Space News published on October 19 a guest column by two Trump campaign surrogates detailing what they say would be a Trump administration space policy. A second “peace through strength” Trump column appeared on October 24, written by the same authors.
Mr. Trump was supposed to have toured Kennedy Space Center yesterday, but bailed on that for a campaign rally in Sanford, Florida. Marcia Smith of SpacePolicyOnline.com reported on his space-related comments. Trump insulted NASA, stating, “I will free NASA from the restriction of serving primarily as a logistics agency for low earth orbit activity. Big deal.” Anyone paying attention knows that the human spaceflight part of the agency is focused on developing the technology and strategy to put a human on Mars by the end of the 2030s. NASA robotic craft are at Mars, Jupiter, Saturn and last year flew past Pluto.

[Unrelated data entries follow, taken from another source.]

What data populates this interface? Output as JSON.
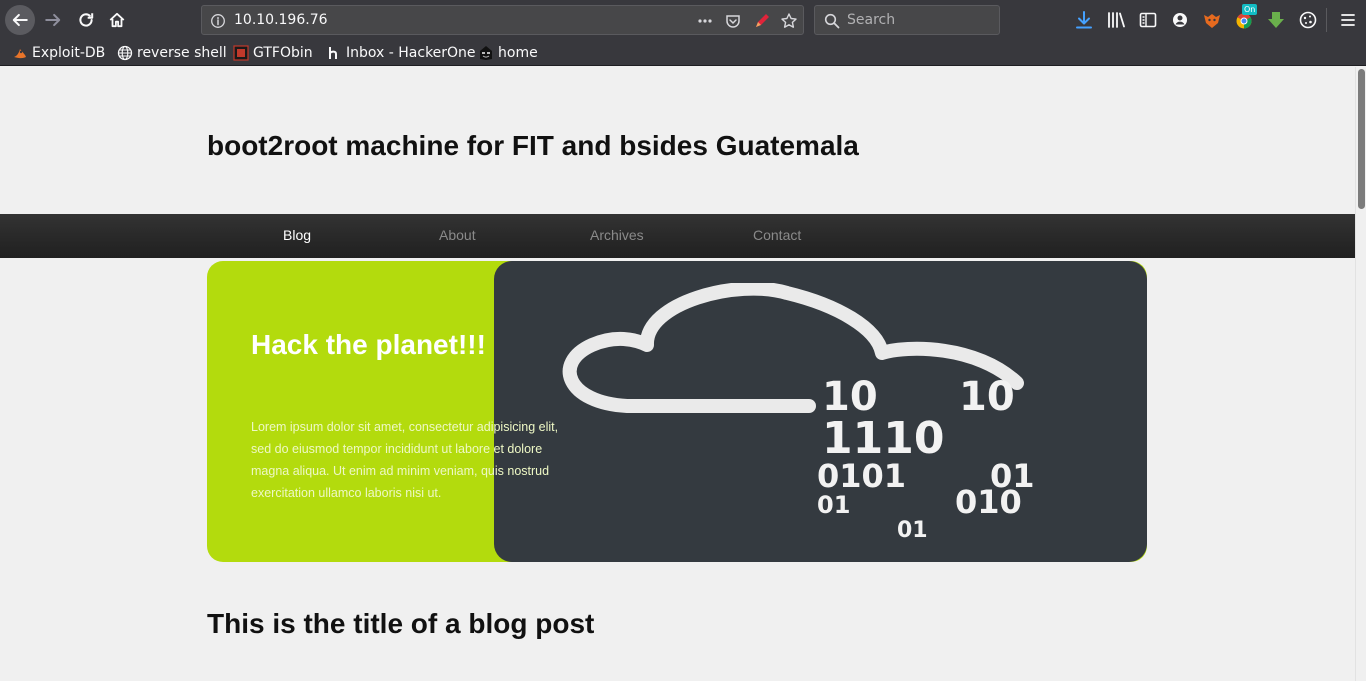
{
  "browser": {
    "url": "10.10.196.76",
    "search_placeholder": "Search",
    "toolbar_badge": "On"
  },
  "bookmarks": [
    {
      "label": "Exploit-DB",
      "icon": "exploit-db-icon"
    },
    {
      "label": "reverse shell",
      "icon": "globe-icon"
    },
    {
      "label": "GTFObin",
      "icon": "gtfobins-icon"
    },
    {
      "label": "Inbox - HackerOne",
      "icon": "hackerone-icon"
    },
    {
      "label": "home",
      "icon": "hacker-mask-icon"
    }
  ],
  "site": {
    "title": "boot2root machine for FIT and bsides Guatemala",
    "nav": [
      "Blog",
      "About",
      "Archives",
      "Contact"
    ],
    "active_nav": "Blog"
  },
  "hero": {
    "heading": "Hack the planet!!!",
    "text": "Lorem ipsum dolor sit amet, consectetur adipisicing elit, sed do eiusmod tempor incididunt ut labore et dolore magna aliqua. Ut enim ad minim veniam, quis nostrud exercitation ullamco laboris nisi ut.",
    "binary_lines": [
      "10",
      "10",
      "1110",
      "0101",
      "01",
      "01",
      "010",
      "01"
    ],
    "accent_color": "#b3db0d",
    "dark_color": "#343a40"
  },
  "post": {
    "title": "This is the title of a blog post"
  }
}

Trump claimed, “My plan also includes major investments in space exploration, also right here.” That contradicts what he said to a ten-year old boy in New Hampshire last November, telling the lad that filling potholes is more important.

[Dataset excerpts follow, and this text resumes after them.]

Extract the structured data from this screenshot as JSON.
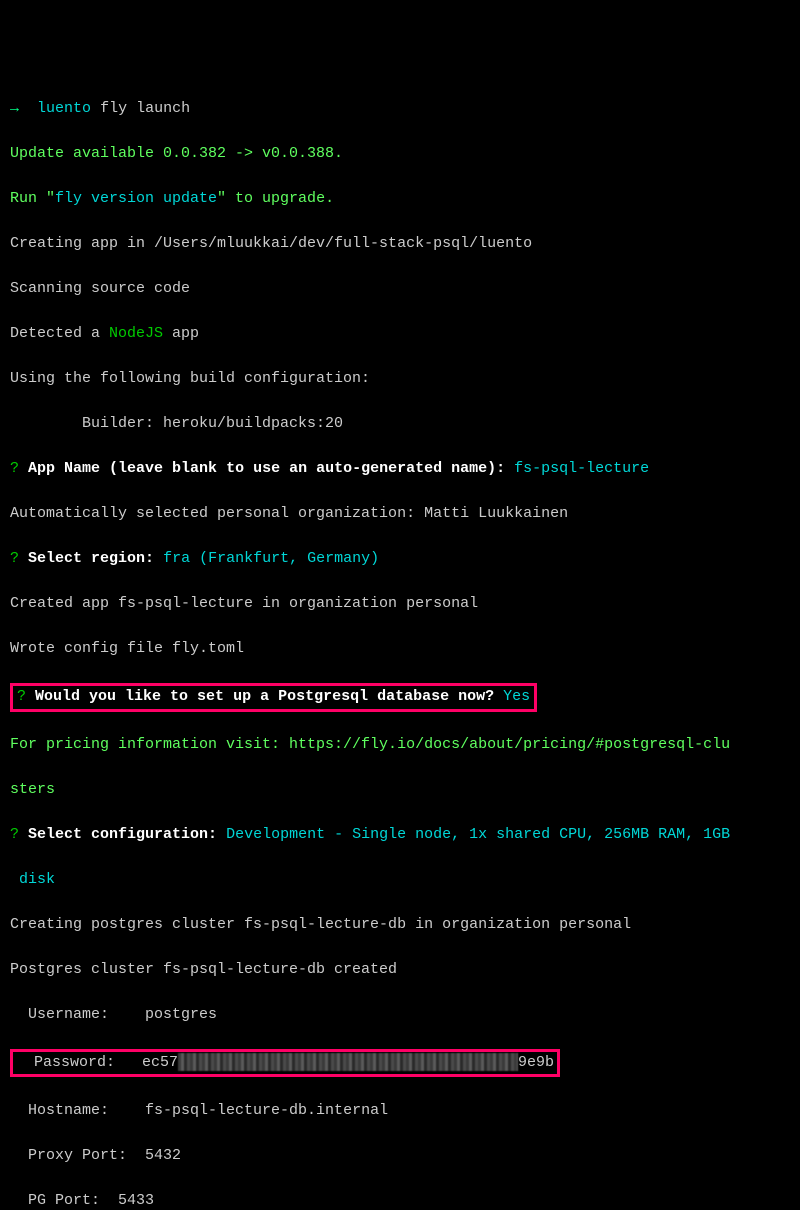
{
  "prompt": {
    "arrow": "→",
    "dir": "luento",
    "cmd": "fly launch"
  },
  "lines": {
    "update": "Update available 0.0.382 -> v0.0.388.",
    "run_upgrade_1": "Run \"",
    "run_upgrade_cmd": "fly version update",
    "run_upgrade_2": "\" to upgrade.",
    "creating_app": "Creating app in /Users/mluukkai/dev/full-stack-psql/luento",
    "scanning": "Scanning source code",
    "detected_1": "Detected a ",
    "detected_type": "NodeJS",
    "detected_2": " app",
    "using_config": "Using the following build configuration:",
    "builder_line": "        Builder: heroku/buildpacks:20"
  },
  "q1": {
    "mark": "?",
    "label": "App Name (leave blank to use an auto-generated name):",
    "answer": "fs-psql-lecture"
  },
  "org": "Automatically selected personal organization: Matti Luukkainen",
  "q2": {
    "mark": "?",
    "label": "Select region:",
    "answer": "fra (Frankfurt, Germany)"
  },
  "created": "Created app fs-psql-lecture in organization personal",
  "wrote": "Wrote config file fly.toml",
  "q3": {
    "mark": "?",
    "label": "Would you like to set up a Postgresql database now?",
    "answer": "Yes"
  },
  "pricing_1": "For pricing information visit: https://fly.io/docs/about/pricing/#postgresql-clu",
  "pricing_2": "sters",
  "q4": {
    "mark": "?",
    "label": "Select configuration:",
    "answer_line1": "Development - Single node, 1x shared CPU, 256MB RAM, 1GB",
    "answer_line2": " disk"
  },
  "creating_pg": "Creating postgres cluster fs-psql-lecture-db in organization personal",
  "pg_created": "Postgres cluster fs-psql-lecture-db created",
  "creds": {
    "username_label": "  Username:    ",
    "username": "postgres",
    "password_label": "  Password:   ",
    "password_prefix": "ec57",
    "password_suffix": "9e9b",
    "hostname_label": "  Hostname:    ",
    "hostname": "fs-psql-lecture-db.internal",
    "proxy_label": "  Proxy Port:  ",
    "proxy_port": "5432",
    "pg_label": "  PG Port:  ",
    "pg_port": "5433"
  }
}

The Clinton campaign until now hasn't said much about space, but yesterday Clinton surrogate Jim Kohlenberger published on Space News what he claimed will be her space policy.
The column has little in the way of new initiatives, but Kohlenberger did write this interesting passage:
And, to solve problems more effectively and expeditiously, she will elevate executive branch coordination of federal agency space initiatives and accelerate the development of advanced new technologies — multiplying what we can achieve in space and providing taxpayers even more bang for their buck.
I find the phrase “elevate executive branch coordination of federal agency space initiatives” curious. It could just be a surrogate writing filler. Or it might signal an intent to create a Cabinet-level science technology agency. Some space advocates have dreamed that NASA become a Cabinet-level agency. That won't happen, but a Cabinet-level agency dedicated to science might be plausible, if it can get past Congress.
The balance of the article seems to support the Obama-era space policies, although no specific mention is made of Congress' favorite pork project, the Space Launch System. Critics have dubbed it the Senate Launch System, because Congress created SLS in 2010 to protect Shuttle-era jobs in the space-related states and districts of certain members of Congress.
President Obama will be in Orlando Friday for a Clinton campaign rally at the University of Central Florida. It's too much to hope that Obama might take one final lap at KSC, but let's see if he makes any space-related comments.